I will use POR-15 on all surfaces under the car. I have a light surface rust on the bottom, on the frame and floorpans. No flaking rust, just a light powdery coating on most of the surfaces. Does anyone know if I should remove all the rust with a wire brush prior to applying the POR-15, or just knock off the loose stuff and apply it? The instructions say to apply over the rust, but logical thinking would say to get the rust off and then apply it to bare metal...
the way i read this is...clean the surface...that would be...wirebrush...sand... and or wash with soap and water. (or all the above). there is no Silver Bullit in any of these rust preps.. i was steam cleaning my engine bay the other day...all the rattle can paint i had applyed before came off...i mean ...all...the guy that did my batt. box repair used ...por 15... when he finished. the steam cleaner didn't take any of the ...por 15... off. that sutff was a bitch to sand but the few runs that were there, i could lift the end and peel it up to the bare metal. the paint had no rust but i supect it was not ...degreesed... he had installed a new ...batt. tray...and applied ...por 15...over factory paint. all the por 15 and factory paint came off with the steam cleaning. now that it is bare metal i will apply some ...Rust Bullit... J.M.O. ...Ya'lls' friend Frank...
Frank, is that your car now? I didn't know you were going to tear it apart, I guess you are going to paint from the inside out.
From the POR-15 website, and on the can. It reads like you will have the best results from painting right on top of the rust... I guess I am not in a hurry, I can call the help line on Tuesday and find out for sure. I would hate to just paint it on over the rust and find out in 10 years that you were supposed to remove the rust first, and paint onto the clean, but pitted surface.
This is off their web site: WHAT IS THE BEST SURFACE ON WHICH TO PAINT POR-15? POR-15 likes rusted surfaces best. Seasoned metal and sandblasted metal are also good. POR-15 does not adhere well to smooth, shiny surfaces, but will adhere well to those surfaces with the proper preparation. WHAT IS THE 'PROPER PREPARATION'? We make a product called 'Metal-Ready'. It's a rust remover that leaves a zinc phosphate coating on base metal, the perfect preprimer for POR-15. NOTE: New steel is coated with a protective oil finish at the mill. This finish must be removed before using POR-15 or Metal-Ready. Clean metal first with POR-15 Marine-Clean, then rinse with water and dry. I'm considering doing the same thing, just waiting till after the holidays to get some from the local guy.
Kinda confusing. They say the BEST surface is "rusted surfaces", then tell you proper preparation is using the 2 other products Marine Clean and Metal-Ready... If rusted surfaces is the best, then I am ready to go after just dusting off dirt and flakes. Otherwise, I need to wirewheel it down to bare metal and use the other chemicals first. I need to do the next step correctly, since it is under the car where it will actually be in contact with the elements...

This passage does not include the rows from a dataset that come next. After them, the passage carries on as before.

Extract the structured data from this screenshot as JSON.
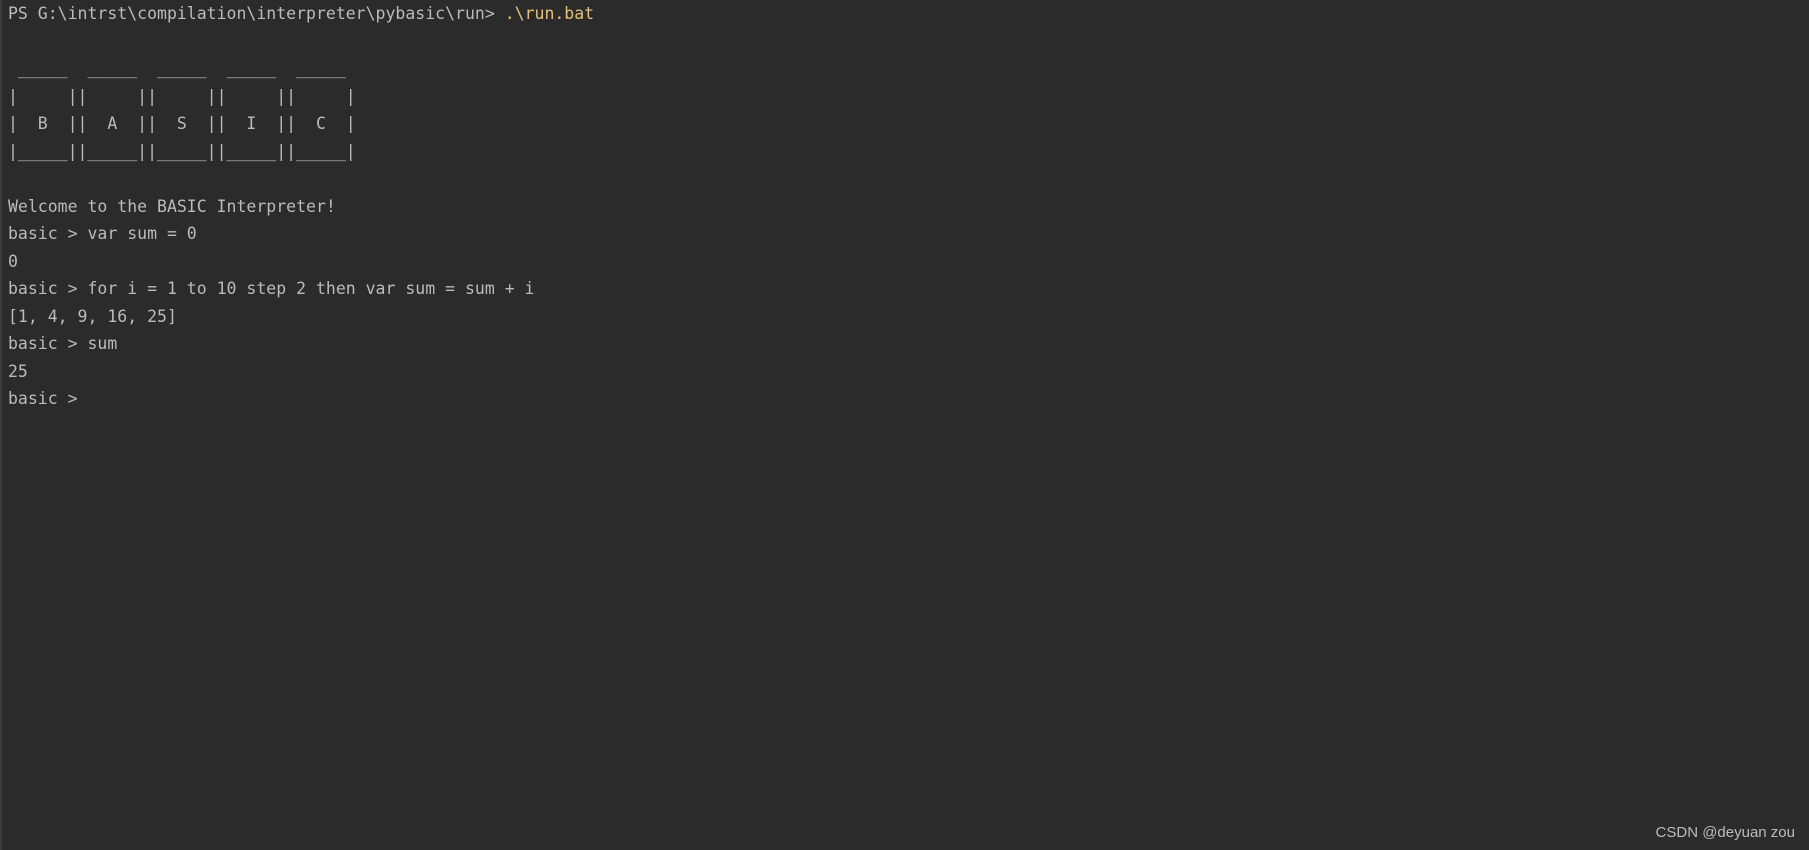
{
  "terminal": {
    "ps_prompt": "PS G:\\intrst\\compilation\\interpreter\\pybasic\\run> ",
    "ps_command": ".\\run.bat",
    "banner": [
      " _____  _____  _____  _____  _____",
      "|     ||     ||     ||     ||     |",
      "|  B  ||  A  ||  S  ||  I  ||  C  |",
      "|_____||_____||_____||_____||_____|"
    ],
    "welcome": "Welcome to the BASIC Interpreter!",
    "session": [
      "basic > var sum = 0",
      "0",
      "basic > for i = 1 to 10 step 2 then var sum = sum + i",
      "[1, 4, 9, 16, 25]",
      "basic > sum",
      "25",
      "basic > "
    ]
  },
  "watermark": "CSDN @deyuan zou",
  "colors": {
    "background": "#2b2b2b",
    "text": "#bbbbbb",
    "command_highlight": "#e5c07b"
  }
}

Maybe they mean that the surface is most likely "clean" of any grease and stuff if there is rust, so that would be an ideal surface that needs to be coated...

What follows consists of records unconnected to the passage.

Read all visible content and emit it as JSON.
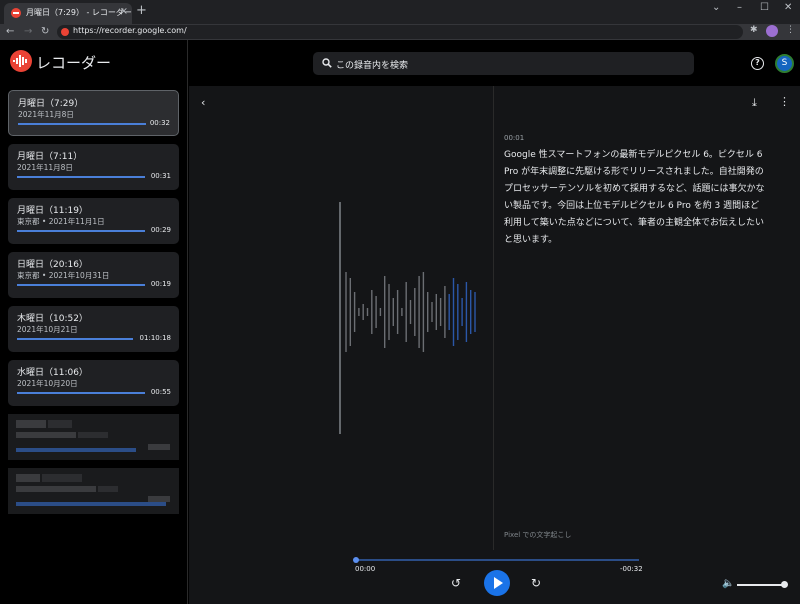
{
  "browser": {
    "tab_title": "月曜日（7:29） - レコーダー",
    "tab_close": "×",
    "new_tab": "+",
    "url": "https://recorder.google.com/",
    "window_controls": [
      "⌄",
      "–",
      "☐",
      "✕"
    ],
    "nav": [
      "←",
      "→",
      "↻"
    ]
  },
  "app": {
    "brand": "レコーダー",
    "search_placeholder": "この録音内を検索",
    "avatar_letter": "S",
    "help_label": "?"
  },
  "recordings": [
    {
      "title": "月曜日（7:29）",
      "subtitle": "2021年11月8日",
      "duration": "00:32",
      "progress": 1.0
    },
    {
      "title": "月曜日（7:11）",
      "subtitle": "2021年11月8日",
      "duration": "00:31",
      "progress": 1.0
    },
    {
      "title": "月曜日（11:19）",
      "subtitle": "東京都 • 2021年11月1日",
      "duration": "00:29",
      "progress": 1.0
    },
    {
      "title": "日曜日（20:16）",
      "subtitle": "東京都 • 2021年10月31日",
      "duration": "00:19",
      "progress": 1.0
    },
    {
      "title": "木曜日（10:52）",
      "subtitle": "2021年10月21日",
      "duration": "01:10:18",
      "progress": 1.0
    },
    {
      "title": "水曜日（11:06）",
      "subtitle": "2021年10月20日",
      "duration": "00:55",
      "progress": 1.0
    }
  ],
  "transcript": {
    "timestamp": "00:01",
    "text": "Google 性スマートフォンの最新モデルピクセル 6。ピクセル 6 Pro が年末調整に先駆ける形でリリースされました。自社開発のプロセッサーテンソルを初めて採用するなど、話題には事欠かない製品です。今回は上位モデルピクセル 6 Pro を約 3 週間ほど利用して築いた点などについて、筆者の主観全体でお伝えしたいと思います。",
    "credit": "Pixel での文字起こし"
  },
  "player": {
    "current_time": "00:00",
    "remaining_time": "-00:32",
    "position": 0.0,
    "volume": 1.0
  },
  "colors": {
    "accent": "#1a73e8",
    "brand": "#ea4335",
    "waveform_played": "#2b57a8",
    "waveform_unplayed": "#6b6e73"
  }
}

Good point (rust means there is no oil or grease on it). I am thinking either 1) light rust is rough and has gently pitted the metal, so after knocking off the flakes and dirt, it is a good place for the POR-15 to bond to, or 2) maybe they mean that after it has rusted and pitted the steel, if you grind the rust all off, you are left with a rough pitted foundation for the stuff to bond... I just need to know if I should leave the light rust or wheel it off before I paint for the best bond. Customer support is closed for the weekend and most likely will be closed on monday, so I will call on tuesday and find out what they say. I was hoping someone on here had used it and already worked through this step...

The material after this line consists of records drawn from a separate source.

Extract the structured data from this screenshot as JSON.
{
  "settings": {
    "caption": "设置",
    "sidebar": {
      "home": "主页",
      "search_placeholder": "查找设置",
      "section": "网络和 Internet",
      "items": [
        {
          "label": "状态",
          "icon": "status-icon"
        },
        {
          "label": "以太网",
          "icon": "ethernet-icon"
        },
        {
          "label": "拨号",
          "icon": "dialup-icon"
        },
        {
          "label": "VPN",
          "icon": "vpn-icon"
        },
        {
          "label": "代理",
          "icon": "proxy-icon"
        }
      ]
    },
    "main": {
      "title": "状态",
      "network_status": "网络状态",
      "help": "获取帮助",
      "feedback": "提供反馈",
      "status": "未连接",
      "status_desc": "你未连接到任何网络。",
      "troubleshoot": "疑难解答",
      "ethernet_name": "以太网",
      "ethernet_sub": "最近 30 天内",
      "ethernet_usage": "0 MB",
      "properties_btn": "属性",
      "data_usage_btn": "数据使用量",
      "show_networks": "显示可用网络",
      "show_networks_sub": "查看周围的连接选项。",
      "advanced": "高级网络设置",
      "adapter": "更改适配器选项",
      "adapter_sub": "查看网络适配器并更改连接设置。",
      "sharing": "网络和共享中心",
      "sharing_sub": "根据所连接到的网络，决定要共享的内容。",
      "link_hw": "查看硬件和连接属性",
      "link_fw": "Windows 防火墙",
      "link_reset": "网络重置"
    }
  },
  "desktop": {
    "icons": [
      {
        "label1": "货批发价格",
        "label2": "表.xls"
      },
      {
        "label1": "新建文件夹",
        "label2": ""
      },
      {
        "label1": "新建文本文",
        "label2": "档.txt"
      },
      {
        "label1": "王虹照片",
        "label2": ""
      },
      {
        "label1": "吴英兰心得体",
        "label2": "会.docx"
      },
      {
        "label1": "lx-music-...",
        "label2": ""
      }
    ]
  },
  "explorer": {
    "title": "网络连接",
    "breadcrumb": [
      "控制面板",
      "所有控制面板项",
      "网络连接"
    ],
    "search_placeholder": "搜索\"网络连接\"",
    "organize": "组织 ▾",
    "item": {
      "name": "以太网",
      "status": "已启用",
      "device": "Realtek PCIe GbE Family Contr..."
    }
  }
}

Yeah, sounds that way...It would be nice if they tell me "leave the light rust, the paint will bond with it better" as it will save me a couple hours of work. But honestly, I just want to prep the bottom of the car the most correct way possible. Being that this is one of the biggest rust areas on our cars, and I was lucky enough to snag a car without rust here, and I don't ever want to deal with a real rust problem. I figure if I do it right this time, I will never have to mess with it again, or even worry about it...
Keep in mind, I am the guy that has to jack up the engine and remove his headers to take out his spark plugs, so doing it the easy way is not my game...
Understandable... but...in my opinion, the rust found in our cars floorboards develops from the inside out, in most cases. Opinion...?
Dude, at least you have fun and have an open mind for opinions, which allows for some of us to feel ok to come back here to visit.